The report regards North Korea's pursuit of cyber capabilities as another example of the Hermit Kingdom's quest for asymmetric military advantage on the Korean peninsula. That pursuit exploits a truism of cyberspace: it can cost inordinately more to recover from an attack than it does to execute one.

In wartime, the North Korean regime would shift to targeting the command and control networks of the South Korean and American militaries, the report predicts.

"North Korean cyber doctrine, if one exists, may be premised on the idea that an extensively networked military is vulnerable to cyber capabilities," the authors write. A recognition of the U.S. military's reliance on networked communications for operations is precisely what has spurred U.S. defense officials to invest more heavily in cyber defense.  

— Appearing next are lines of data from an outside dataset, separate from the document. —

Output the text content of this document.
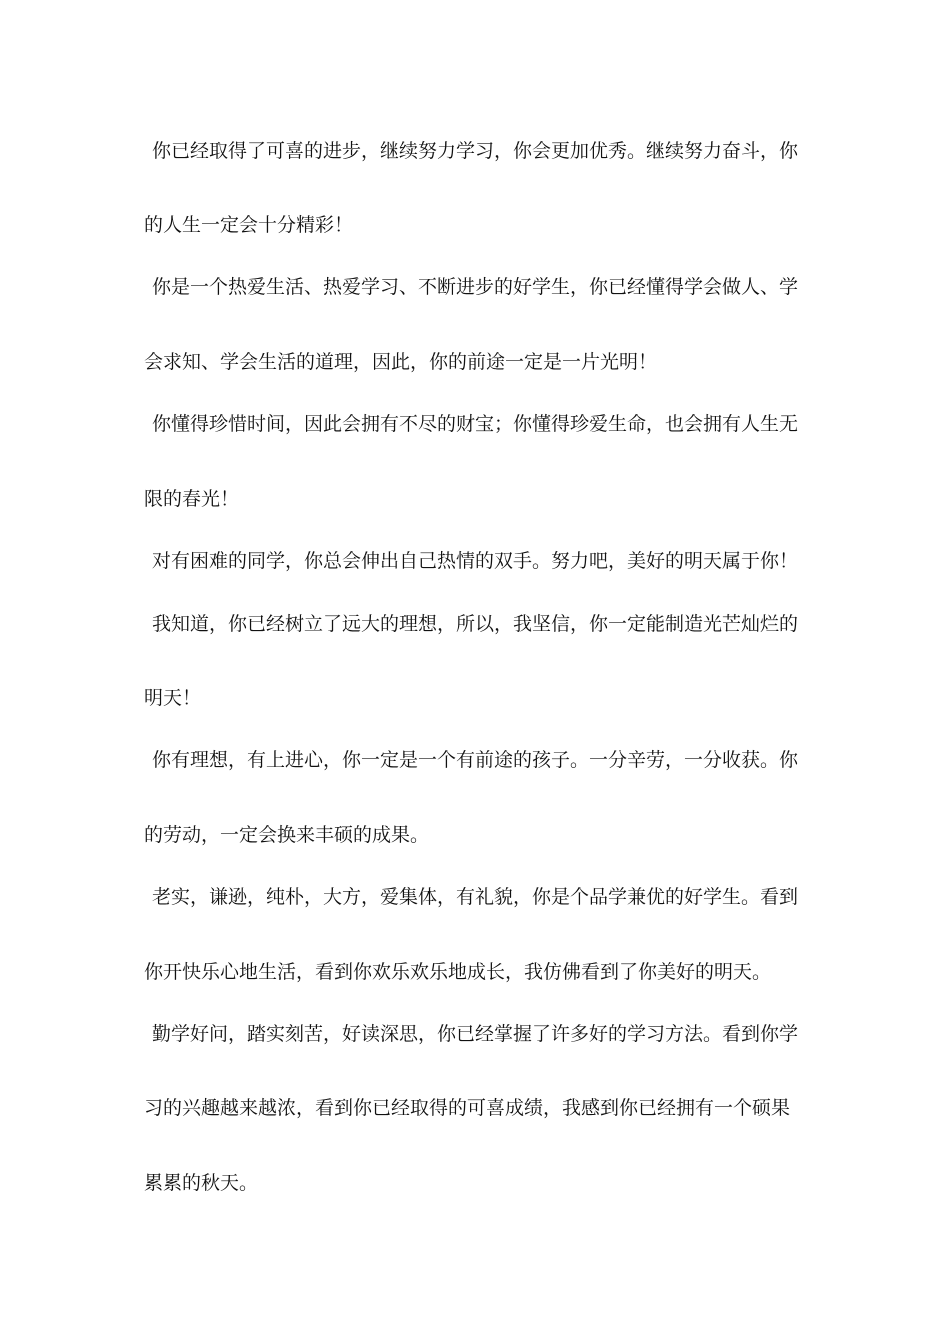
你已经取得了可喜的进步，继续努力学习，你会更加优秀。继续努力奋斗，你
的人生一定会十分精彩！
你是一个热爱生活、热爱学习、不断进步的好学生，你已经懂得学会做人、学
会求知、学会生活的道理，因此，你的前途一定是一片光明！
你懂得珍惜时间，因此会拥有不尽的财宝；你懂得珍爱生命，也会拥有人生无
限的春光！
对有困难的同学，你总会伸出自己热情的双手。努力吧，美好的明天属于你！
我知道，你已经树立了远大的理想，所以，我坚信，你一定能制造光芒灿烂的
明天！
你有理想，有上进心，你一定是一个有前途的孩子。一分辛劳，一分收获。你
的劳动，一定会换来丰硕的成果。
老实，谦逊，纯朴，大方，爱集体，有礼貌，你是个品学兼优的好学生。看到
你开快乐心地生活，看到你欢乐欢乐地成长，我仿佛看到了你美好的明天。
勤学好问，踏实刻苦，好读深思，你已经掌握了许多好的学习方法。看到你学
习的兴趣越来越浓，看到你已经取得的可喜成绩，我感到你已经拥有一个硕果
累累的秋天。
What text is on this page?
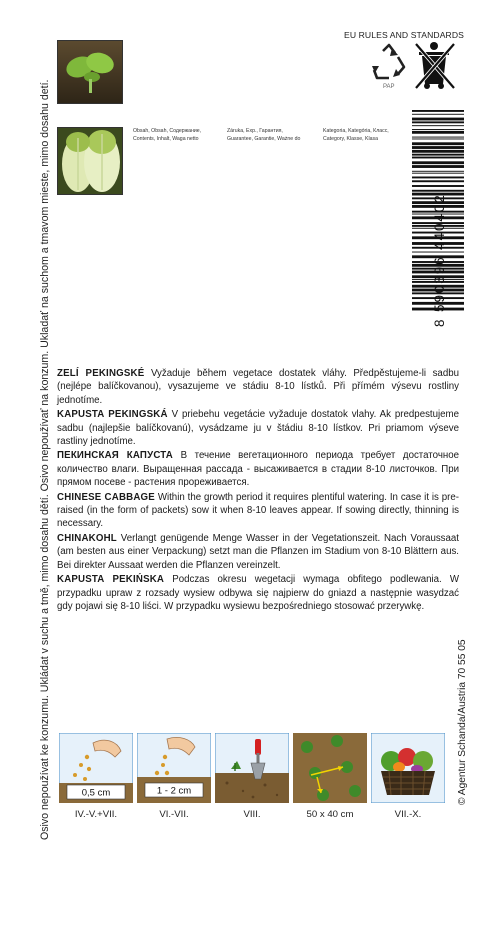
Osivo nepoužívat ke konzumu. Ukládat v suchu a tmě, mimo dosahu dětí. Osivo nepoužívať na konzum. Ukladať na suchom a tmavom mieste, mimo dosahu detí.	© Agentur Schanda/Austria 70 55 05
EU RULES AND STANDARDS
PAP
Obsah, Obsah, Содержание,
Contents, Inhalt, Waga netto
Záruka, Exp., Гарантия,
Guarantee, Garantie, Ważne do
Kategoria, Kategória, Класс,
Category, Klasse, Klasa
8 590396 440402

ZELÍ PEKINGSKÉ Vyžaduje během vegetace dostatek vláhy. Předpěstujeme-li sadbu (nejlépe balíčkovanou), vysazujeme ve stádiu 8-10 lístků. Při přímém výsevu rostliny jednotíme.

KAPUSTA PEKINGSKÁ V priebehu vegetácie vyžaduje dostatok vlahy. Ak predpestujeme sadbu (najlepšie balíčkovanú), vysádzame ju v štádiu 8-10 lístkov. Pri priamom výseve rastliny jednotíme.

ПЕКИНСКАЯ КАПУСТА В течение вегетационного периода требует достаточное количество влаги. Выращенная рассада - высаживается в стадии 8-10 листочков. При прямом посеве - растения прореживается.

CHINESE CABBAGE Within the growth period it requires plentiful watering. In case it is pre-raised (in the form of packets) sow it when 8-10 leaves appear. If sowing directly, thinning is necessary.

CHINAKOHL Verlangt genügende Menge Wasser in der Vegetationszeit. Nach Voraussaat (am besten aus einer Verpackung) setzt man die Pflanzen im Stadium von 8-10 Blättern aus. Bei direkter Aussaat werden die Pflanzen vereinzelt.

KAPUSTA PEKIŃSKA Podczas okresu wegetacji wymaga obfitego podlewania. W przypadku upraw z rozsady wysiew odbywa się najpierw do gniazd a następnie wasydzać gdy pojawi się 8-10 liści. W przypadku wysiewu bezpośredniego stosować przerywkę.

0,5 cm	1 - 2 cm
IV.-V.+VII.	VI.-VII.	VIII.	50 x 40 cm	VII.-X.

Most of the North Korea government's cyber capabilities generally reside in two organizations, according to the report: the Reconnaissance General Bureau handles peacetime operations while the General Staff Department in the North Korean army calls the digitals shots in wartime.

RGB had a hand in the Sony Pictures hack, according to the report, while the army unit may be preparing to couple future kinetic assaults with computer attacks. Pyongyang will likely further integrate cyber units into conventional military forces, the report predicts.

Verbatim: "In response to the cyberattack against Sony [Pictures] in November 2014, policymakers did not have an established menu of proportional response options, thus hindering the ability of the United States to respond quickly and send a clear signal. Establishing a declared policy allows for more timely responses and may have deterrent effects."